Lokalmatadorin Nr. 214
Ulrike Kramer studiert die Sprachnuancen, die anzeigen, dass der Wiener kein Deutscher ist. Lokalmatadore nennt sich auch der Sammelband dieser Porträt-Serie erhältlich bei gut sortierten Augustin-VerkäuferInnen sowie im Buchhandel. Der betont lustlose Betonklotz in der Wohllebengasse könnte rein theoretisch auch in Wanne-Eickel, Düsseldorf, oder sonst einer x-beliebigen deutschen Stadt für Unbehagen sorgen. Die Gegensprechanlage, schon seit Monaten nicht repariert, führt uns jedoch noch vor dem Betreten vor Augen, dass der Klotz mitten in Wien steht. Genauer gesagt auf der Wieden, wie die Hiesigen ihren vierten Bezirk liebkosen.

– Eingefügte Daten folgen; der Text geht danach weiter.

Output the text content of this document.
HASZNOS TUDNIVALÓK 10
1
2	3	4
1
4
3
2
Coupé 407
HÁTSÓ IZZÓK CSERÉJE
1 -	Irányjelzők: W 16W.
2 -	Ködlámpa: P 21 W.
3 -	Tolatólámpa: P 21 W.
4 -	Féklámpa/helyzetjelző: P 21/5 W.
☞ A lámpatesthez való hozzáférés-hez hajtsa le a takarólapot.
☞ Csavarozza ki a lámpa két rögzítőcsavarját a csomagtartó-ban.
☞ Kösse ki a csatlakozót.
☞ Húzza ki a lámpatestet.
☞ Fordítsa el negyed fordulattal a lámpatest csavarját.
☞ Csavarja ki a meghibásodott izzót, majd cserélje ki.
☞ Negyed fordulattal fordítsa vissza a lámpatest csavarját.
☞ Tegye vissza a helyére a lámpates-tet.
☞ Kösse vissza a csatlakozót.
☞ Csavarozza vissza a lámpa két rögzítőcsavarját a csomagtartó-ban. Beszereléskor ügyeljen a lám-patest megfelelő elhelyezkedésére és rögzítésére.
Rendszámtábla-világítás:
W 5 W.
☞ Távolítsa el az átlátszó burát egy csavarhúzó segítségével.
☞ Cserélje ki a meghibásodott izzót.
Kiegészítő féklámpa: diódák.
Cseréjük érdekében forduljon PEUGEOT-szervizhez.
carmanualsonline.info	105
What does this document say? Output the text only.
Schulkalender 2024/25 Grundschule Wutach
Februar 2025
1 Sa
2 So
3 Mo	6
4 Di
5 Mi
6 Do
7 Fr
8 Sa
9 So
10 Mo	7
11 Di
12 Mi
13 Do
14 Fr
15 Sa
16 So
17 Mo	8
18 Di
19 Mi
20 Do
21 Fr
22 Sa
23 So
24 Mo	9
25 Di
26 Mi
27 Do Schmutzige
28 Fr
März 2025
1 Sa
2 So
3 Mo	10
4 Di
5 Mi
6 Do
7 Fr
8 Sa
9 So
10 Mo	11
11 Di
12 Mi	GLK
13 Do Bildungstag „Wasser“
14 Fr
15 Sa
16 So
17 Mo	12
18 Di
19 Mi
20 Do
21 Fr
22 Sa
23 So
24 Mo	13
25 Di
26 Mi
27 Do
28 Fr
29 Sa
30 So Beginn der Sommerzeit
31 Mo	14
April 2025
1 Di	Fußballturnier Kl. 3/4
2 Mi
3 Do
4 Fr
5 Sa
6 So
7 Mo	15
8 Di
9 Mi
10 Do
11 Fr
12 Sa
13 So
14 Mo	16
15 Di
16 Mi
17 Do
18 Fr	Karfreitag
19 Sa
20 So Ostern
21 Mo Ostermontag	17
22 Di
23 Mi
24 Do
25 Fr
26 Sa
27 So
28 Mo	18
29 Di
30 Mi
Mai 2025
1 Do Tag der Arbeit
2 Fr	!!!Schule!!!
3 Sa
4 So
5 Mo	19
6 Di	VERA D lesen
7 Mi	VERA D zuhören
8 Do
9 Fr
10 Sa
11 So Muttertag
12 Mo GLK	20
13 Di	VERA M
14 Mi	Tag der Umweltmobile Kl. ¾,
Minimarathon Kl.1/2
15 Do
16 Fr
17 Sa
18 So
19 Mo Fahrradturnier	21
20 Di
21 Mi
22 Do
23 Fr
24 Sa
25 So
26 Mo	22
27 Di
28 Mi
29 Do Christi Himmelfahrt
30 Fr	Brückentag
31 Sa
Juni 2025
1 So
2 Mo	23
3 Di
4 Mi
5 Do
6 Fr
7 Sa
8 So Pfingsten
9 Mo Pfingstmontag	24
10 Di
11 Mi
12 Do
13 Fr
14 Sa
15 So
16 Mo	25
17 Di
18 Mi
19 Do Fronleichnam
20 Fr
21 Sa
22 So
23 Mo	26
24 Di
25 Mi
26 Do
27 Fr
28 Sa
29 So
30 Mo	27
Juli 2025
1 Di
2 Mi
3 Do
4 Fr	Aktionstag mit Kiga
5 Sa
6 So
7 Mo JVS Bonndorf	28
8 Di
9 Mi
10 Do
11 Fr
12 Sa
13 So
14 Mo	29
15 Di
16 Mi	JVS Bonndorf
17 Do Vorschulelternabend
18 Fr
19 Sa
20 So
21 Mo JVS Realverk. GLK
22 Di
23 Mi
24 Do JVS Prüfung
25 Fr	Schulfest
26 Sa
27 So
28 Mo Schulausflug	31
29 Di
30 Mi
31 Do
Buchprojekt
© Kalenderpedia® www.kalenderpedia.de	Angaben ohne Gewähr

Im zweiten Stock, am Institut für Dialekt- und Namenlexika der Österreichischen Akademie der Wissenschaften, arbeitet Ulrike Kramer. Sie beschäftigt sich dort unter anderem mit den sprachlichen Eigenarten, die Österreicher und Deutsche regelmäßig aneinander vorbeireden lassen. Sie kennt zudem auch die mentalen Unterschiede.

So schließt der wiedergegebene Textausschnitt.